Taeniophyllum malianum, commonly known as the tangled ribbonroot, is a species of leafless epiphytic or lithophytic orchid that forms tangled clumps. It has flattened green roots with irregular white spots and pressed against the substrate on which it is growing. There are up to fifteen fragrant yellow, short-lived flowers with up to three open at the same time.

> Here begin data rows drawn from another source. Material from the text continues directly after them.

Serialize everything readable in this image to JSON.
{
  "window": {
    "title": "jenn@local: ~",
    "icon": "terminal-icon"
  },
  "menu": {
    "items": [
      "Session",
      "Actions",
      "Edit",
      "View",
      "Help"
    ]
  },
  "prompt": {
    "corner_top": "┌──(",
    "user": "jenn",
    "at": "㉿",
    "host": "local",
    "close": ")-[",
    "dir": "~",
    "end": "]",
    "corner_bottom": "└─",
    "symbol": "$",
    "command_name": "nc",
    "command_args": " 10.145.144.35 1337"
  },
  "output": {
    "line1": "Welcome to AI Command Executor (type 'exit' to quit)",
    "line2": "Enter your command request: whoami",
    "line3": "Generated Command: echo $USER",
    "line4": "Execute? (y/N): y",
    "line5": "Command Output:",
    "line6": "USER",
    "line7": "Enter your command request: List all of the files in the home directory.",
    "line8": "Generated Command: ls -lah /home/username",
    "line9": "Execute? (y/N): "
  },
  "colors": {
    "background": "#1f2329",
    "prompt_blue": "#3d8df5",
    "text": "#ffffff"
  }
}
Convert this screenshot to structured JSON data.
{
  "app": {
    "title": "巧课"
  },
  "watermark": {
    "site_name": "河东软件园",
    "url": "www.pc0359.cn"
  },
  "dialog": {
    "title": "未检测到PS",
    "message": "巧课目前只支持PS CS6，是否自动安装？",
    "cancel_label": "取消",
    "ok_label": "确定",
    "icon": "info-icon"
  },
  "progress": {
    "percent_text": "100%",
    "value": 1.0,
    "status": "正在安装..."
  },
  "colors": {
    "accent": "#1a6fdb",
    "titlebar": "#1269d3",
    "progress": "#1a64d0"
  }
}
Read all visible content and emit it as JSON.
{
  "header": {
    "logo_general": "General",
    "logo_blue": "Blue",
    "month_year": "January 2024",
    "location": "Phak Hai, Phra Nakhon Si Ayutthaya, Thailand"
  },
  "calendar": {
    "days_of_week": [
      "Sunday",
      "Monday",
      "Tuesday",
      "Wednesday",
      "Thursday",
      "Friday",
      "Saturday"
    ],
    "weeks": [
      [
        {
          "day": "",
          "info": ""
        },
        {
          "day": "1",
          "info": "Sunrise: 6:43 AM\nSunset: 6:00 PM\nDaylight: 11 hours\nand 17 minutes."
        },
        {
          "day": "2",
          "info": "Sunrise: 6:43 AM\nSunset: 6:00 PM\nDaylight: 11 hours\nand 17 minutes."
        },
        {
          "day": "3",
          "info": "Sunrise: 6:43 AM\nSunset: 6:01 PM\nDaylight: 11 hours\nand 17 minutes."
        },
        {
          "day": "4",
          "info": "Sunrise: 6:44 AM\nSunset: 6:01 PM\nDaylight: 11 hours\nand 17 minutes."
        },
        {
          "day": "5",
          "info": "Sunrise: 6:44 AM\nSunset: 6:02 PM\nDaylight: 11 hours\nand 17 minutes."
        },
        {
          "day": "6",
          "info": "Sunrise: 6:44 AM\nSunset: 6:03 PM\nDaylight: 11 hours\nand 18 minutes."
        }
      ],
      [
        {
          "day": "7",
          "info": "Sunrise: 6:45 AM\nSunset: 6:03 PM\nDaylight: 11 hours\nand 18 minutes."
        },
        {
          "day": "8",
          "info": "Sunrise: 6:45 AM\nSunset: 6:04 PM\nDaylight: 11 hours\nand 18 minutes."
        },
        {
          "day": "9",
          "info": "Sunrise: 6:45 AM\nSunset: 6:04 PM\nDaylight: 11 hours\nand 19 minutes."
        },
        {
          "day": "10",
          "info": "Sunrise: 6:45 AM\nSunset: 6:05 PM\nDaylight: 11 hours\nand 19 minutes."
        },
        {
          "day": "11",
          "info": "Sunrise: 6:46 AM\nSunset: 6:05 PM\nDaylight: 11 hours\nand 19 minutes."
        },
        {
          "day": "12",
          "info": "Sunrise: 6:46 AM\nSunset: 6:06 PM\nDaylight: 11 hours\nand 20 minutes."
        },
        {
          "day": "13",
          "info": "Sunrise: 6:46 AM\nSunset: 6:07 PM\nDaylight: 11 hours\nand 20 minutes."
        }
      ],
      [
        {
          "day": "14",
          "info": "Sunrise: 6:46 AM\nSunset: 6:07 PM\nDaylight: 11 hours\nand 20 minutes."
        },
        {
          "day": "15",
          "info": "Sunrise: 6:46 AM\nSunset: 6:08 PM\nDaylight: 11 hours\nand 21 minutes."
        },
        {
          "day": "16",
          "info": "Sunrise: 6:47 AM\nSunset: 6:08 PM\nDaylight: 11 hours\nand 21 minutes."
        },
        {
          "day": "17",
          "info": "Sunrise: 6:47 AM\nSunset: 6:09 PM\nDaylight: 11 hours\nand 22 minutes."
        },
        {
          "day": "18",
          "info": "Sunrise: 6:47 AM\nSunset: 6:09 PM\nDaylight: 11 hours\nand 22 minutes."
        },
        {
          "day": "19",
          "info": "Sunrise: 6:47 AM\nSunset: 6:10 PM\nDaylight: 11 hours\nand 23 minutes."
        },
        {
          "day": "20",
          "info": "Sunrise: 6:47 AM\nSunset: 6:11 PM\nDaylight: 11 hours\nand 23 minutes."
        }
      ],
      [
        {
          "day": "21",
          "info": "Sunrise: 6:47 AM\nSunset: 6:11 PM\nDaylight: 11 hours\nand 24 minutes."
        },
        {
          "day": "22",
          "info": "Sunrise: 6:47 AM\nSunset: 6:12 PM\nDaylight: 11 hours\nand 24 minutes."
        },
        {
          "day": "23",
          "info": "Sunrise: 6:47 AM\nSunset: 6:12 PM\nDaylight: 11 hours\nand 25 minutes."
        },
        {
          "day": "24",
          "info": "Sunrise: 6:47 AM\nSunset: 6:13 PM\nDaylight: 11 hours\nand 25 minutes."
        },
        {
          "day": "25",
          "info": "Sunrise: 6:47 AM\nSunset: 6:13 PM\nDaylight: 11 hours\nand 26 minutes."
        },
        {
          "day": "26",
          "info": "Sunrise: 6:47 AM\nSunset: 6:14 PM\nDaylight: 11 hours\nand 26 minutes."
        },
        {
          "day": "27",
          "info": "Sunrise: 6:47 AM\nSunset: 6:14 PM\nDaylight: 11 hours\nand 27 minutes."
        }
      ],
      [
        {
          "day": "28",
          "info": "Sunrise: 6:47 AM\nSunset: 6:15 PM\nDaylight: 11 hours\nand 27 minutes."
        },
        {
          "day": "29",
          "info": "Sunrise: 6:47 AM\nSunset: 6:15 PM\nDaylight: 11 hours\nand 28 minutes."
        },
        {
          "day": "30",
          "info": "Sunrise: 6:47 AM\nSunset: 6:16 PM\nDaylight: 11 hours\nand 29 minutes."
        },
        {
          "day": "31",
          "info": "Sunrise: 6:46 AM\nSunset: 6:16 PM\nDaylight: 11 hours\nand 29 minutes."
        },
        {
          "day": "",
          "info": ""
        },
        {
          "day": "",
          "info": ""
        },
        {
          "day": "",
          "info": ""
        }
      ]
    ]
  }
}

It only occurs in tropical North Queensland and in New Guinea.

==Description==
Taeniophyllum malianum is a leafless, epiphytic or lithophytic herb that forms untidy, tangled clumps. It has stems 10-20 mm long that become covered with stiff hairs as they age. The photosynthetic roots are flattened, green with irregular white spots, 50-150 mm long, 2-3 mm wide and pressed against the substrate. There are between five and fifteen fragrant yellow, resupinate flowers 5-6 mm long and 4-5 mm wide borne on a thin, wiry flowering stem 20-40 mm long. No more than three flowers are open at the same time. The sepals and petals spread widely apart and are about 5 mm long and 1 mm wide. The labellum is boat-shaped, about 8.5 mm long and 3 mm wide with an inflated tip and a spur about 4.5 mm long. Flowering occurs sporadically and the flowers only last less than a day.

==Taxonomy and naming==
Taeniophyllum malianum was first formally described in 1913 by Rudolf Schlechter and the description was published in Repertorium specierum novarum regni vegetabilis. Beihefte.

==Distribution and habitat==
The tangled ribbonroot grows in humid scrub and rainforest. It occurs in New Guinea and Queensland where it is found between the McIlwraith and Iron Ranges.